Canton Network mendapatkan dukungan dari institusi besar seperti BNY, Nasdaq, dan S&P Global. Token Canton dirancang agar nilai token mencerminkan aktivitas ekonomi aktual, dimana setiap transaksi membakar token sehingga pasokan token berkurang seiring pertumbuhan penggunaan. Platform ini juga menolak model distribusi token yang hanya menguntungkan validator tanpa memperhitungkan aktivitas nyata pengguna jaringan.

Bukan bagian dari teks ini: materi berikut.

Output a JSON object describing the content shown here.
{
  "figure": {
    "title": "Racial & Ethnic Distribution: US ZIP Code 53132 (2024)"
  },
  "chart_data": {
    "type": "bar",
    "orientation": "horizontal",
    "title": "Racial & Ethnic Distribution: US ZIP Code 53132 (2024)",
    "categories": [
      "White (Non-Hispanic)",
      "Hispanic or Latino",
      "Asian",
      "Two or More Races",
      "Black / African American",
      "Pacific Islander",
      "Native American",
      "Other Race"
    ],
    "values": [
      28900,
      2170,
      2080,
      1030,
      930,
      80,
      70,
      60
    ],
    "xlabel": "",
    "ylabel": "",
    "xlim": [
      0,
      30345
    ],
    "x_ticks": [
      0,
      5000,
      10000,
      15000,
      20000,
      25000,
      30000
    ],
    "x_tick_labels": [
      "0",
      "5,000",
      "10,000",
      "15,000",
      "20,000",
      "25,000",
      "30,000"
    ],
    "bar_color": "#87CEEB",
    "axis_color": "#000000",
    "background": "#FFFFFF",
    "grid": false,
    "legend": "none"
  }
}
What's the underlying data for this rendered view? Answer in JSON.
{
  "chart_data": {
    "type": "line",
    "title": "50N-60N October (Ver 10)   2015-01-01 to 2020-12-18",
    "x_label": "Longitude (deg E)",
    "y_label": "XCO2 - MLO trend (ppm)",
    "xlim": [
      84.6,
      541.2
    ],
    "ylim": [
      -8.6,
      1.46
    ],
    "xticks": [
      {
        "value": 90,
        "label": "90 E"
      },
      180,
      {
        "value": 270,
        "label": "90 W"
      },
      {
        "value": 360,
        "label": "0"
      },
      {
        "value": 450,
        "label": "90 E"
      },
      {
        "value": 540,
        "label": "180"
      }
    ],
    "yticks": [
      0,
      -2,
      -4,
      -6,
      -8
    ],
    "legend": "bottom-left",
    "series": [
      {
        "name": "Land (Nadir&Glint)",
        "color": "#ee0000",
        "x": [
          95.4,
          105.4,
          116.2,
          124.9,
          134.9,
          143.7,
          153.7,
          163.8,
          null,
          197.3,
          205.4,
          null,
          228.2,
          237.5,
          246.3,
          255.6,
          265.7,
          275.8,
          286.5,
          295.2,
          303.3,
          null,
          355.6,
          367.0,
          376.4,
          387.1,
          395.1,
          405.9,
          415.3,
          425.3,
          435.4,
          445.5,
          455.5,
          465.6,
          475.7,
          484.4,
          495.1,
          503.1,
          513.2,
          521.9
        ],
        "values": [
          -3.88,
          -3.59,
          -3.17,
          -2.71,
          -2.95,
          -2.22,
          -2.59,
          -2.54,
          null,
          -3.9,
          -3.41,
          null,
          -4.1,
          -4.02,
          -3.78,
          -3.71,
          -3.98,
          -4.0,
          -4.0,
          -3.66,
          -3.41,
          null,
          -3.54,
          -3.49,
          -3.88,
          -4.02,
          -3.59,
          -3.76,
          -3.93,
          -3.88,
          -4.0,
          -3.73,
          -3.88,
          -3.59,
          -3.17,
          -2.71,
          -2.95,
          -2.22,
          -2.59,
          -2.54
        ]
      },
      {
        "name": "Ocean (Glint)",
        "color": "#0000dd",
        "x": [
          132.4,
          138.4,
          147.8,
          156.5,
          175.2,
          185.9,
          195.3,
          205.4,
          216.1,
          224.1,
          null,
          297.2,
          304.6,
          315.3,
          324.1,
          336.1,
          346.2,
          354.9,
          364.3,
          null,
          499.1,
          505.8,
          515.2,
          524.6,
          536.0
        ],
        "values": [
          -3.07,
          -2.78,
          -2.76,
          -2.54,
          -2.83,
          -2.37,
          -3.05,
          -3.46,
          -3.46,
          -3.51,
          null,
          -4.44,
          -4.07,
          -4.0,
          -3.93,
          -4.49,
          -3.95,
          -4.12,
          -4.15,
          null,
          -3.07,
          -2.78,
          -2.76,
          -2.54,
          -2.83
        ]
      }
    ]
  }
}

Pendekatan ini berpotensi mengubah cara pasar menilai jaringan smart contract dengan lebih mengutamakan pendapatan dan penggunaan nyata daripada hanya total nilai yang terkunci (TVL). Rooz percaya jaringan yang mampu memberikan utilitas dan layanan keuangan riil akan bertahan dan berkembang, sementara jaringan yang hanya mengandalkan hype spekulasi akan kehilangan posisinya.